As in the previous verses, many scholars view these scriptures as prophesy of the Rapture or some other great event in the world. The worker of iniquity has been described in various commentaries as a number of things. In John Gill’s Exposition of the Bible, Dr. Gill likens “he that letteth (or holds back)” to the emperors of Rome and the “man of sin” referred to in verse three who is to “be revealed in his time” refers to the popes of that day. Again, it is not my intent to find fault with these scholars, but to deal with these scriptures as I seem them applying to us today.

I believe the Bible to be a vital and pertinent treatise to our daily walk with God in His kingdom here. As was stated in my previous writing, I believe Paul’s teaching in the first verses of this chapter relate to us as the church. It is a reminder of our sinful nature and our conviction of that sin by the power of God. It shows how we sat in the “temple of God” as though we were gods ourselves and in complete control of ourselves and the world around us. We remain in that darkness until an experience of grace (the coming of the Lord Jesus Christ in our lives) gathers us together unto Him.

Now Paul is affirming to the church that this should not be a surprise, because he did tell them these things while he was present with them. He is stirring up our hearts and minds to remember the gospel we have heard and what that gospel has told us about the work and will of God. Before we could see the sweet deliverance wrought for us in Jesus (that which was withheld) we had to see our sinful nature. God reveals this to us according to His own good time and pleasure.

Where we once thought we were doing pretty good and living a decent life, the gospel of Christ shows us that the mystery of iniquity was already at work in our lives. Being Adam multiplied, we came into this world sinners; not a matter of our works, but a matter of our very character.
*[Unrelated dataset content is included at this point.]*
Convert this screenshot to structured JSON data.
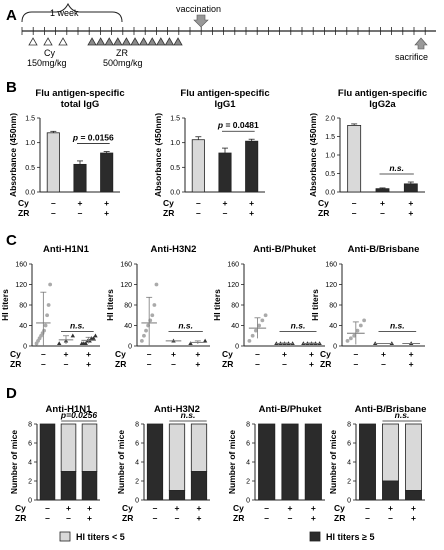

We could see our sinful condition until it pleased God to show it to us. Once He makes us aware of our sinful nature, we can no longer pretend that we are sufficient in ourselves.

Without the revelation from God of the atonement made for us by His Son, we would despair of life. Our guilt and shame over the mystery of iniquity which was at work in us from conception (Psa 51:5) would be overwhelming. Only in the revelation of the depth of God’s love for us can we find grace to live and to serve Him and each other.

For reasons known only to Him, God restrains us from fully realizing our sinful nature until a time that is pleasing to Him. He then withdraws sufficiently for us to see our wretched and undone state. Being the God of love and mercy, He does not leave us there, but then reveals His Son in us. It is in this revelation that we lose our fear of living and our fear of dying.

May the revelation of God’s love for us, given to us in His Son and manifested in us by His Spirit, make us bold in our service to Him and ground us in His unfailing power!